I dont mind risking my account in DD, but directly approaching Steam is a risk I'm not sure of taking.

And indeed, the way this game can be compromised is of "classic" origin, when data simply couldn't be handled by the internet and/or remote databases. That's a long time ago. In an age where the so called "CLOUD computing" is slowly gaining in popularity (even though it's a fake term and means nothing other than hosting your data(base) somewhere externally), you'd expect people to be able to come up with a better and more secure solution to an issue that shouldn't be an issue.

Edit: Added a few images.

[Halicia]

So just find a game with all legit players.

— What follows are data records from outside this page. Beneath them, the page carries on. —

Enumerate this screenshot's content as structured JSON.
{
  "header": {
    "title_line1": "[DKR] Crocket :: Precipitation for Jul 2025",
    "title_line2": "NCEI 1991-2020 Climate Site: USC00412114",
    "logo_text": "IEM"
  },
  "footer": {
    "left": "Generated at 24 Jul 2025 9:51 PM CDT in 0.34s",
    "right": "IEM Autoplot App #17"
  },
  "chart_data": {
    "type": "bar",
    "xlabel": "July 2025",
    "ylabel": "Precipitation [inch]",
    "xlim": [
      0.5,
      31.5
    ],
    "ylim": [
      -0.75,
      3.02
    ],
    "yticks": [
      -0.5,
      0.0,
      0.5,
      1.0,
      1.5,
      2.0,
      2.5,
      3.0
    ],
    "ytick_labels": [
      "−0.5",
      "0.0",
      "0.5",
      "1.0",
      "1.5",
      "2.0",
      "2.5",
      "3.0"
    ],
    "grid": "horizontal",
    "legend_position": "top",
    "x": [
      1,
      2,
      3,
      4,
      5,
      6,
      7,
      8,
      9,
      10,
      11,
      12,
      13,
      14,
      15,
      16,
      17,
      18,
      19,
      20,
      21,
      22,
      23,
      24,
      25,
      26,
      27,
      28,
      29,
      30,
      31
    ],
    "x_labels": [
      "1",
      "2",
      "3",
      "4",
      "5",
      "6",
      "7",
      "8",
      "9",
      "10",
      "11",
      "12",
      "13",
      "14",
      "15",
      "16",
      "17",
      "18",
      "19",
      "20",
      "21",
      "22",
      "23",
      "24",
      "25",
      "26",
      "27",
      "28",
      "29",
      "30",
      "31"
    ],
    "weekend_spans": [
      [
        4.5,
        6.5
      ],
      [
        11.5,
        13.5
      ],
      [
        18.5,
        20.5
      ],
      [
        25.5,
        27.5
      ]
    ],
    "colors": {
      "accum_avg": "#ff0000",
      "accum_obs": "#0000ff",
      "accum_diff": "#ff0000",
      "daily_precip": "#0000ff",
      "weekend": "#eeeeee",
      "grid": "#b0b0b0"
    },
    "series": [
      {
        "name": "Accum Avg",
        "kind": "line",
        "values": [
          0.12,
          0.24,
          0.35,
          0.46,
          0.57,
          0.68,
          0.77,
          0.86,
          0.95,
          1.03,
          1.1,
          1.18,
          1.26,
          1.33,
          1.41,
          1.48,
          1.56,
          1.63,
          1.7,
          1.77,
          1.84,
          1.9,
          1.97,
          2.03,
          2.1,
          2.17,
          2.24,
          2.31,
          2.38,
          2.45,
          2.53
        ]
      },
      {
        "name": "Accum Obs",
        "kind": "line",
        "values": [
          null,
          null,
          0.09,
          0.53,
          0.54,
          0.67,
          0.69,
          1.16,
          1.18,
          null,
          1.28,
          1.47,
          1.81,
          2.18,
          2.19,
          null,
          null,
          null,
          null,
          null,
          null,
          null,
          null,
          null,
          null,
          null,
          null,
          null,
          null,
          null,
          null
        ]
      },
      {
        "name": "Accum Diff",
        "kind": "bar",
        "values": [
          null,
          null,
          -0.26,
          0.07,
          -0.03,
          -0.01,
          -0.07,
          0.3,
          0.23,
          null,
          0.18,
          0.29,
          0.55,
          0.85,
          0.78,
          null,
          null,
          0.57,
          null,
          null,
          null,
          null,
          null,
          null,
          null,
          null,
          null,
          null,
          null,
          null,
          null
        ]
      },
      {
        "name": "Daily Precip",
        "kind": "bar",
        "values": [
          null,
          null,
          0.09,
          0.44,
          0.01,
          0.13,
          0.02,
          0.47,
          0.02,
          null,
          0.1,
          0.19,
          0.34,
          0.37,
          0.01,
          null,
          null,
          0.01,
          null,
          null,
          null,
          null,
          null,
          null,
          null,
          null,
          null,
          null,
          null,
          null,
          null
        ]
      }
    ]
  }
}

the problem here though, is that there 'are no legit players'.

Let's say there's two players selling an item. One is a hacker, the other isn't. The item is exactly the same.

Ten players want the item, the hacker just keeps generating more of them. Suddenly EVERYONE has the item, and only a small percentage is 'legitimate'.

If you play with random strangers, how do you know whose gear is legit and whose isn't, especially if THEY cant even know if their gear was legit ?

The moment this sort of stuff is handled clientside, the entire multiplayer experience becomes corrupted.

Granted, this is a FUN game, and I still intend to play it... but if what the OP states is true, it's going to require a lot of work to FIX the game, and not just apply a bandage to the problem and 'ban the hackers'.

If players could dupe items in WoW, do you really think banning the worst offenders would solve anything ?

[Vespian]

Added a response from a TE moderator that does not work for TE. Just stating it the way he did.

[Baltasar]

Steam dont even have phone support,they suck ass for taking 4 days to reply a email.

[Vespian]

upon request from the moderator in question, I have deleted the content in the quotes. The moderator has been quite friendly, decent guy, and I'm not here to cause a riot.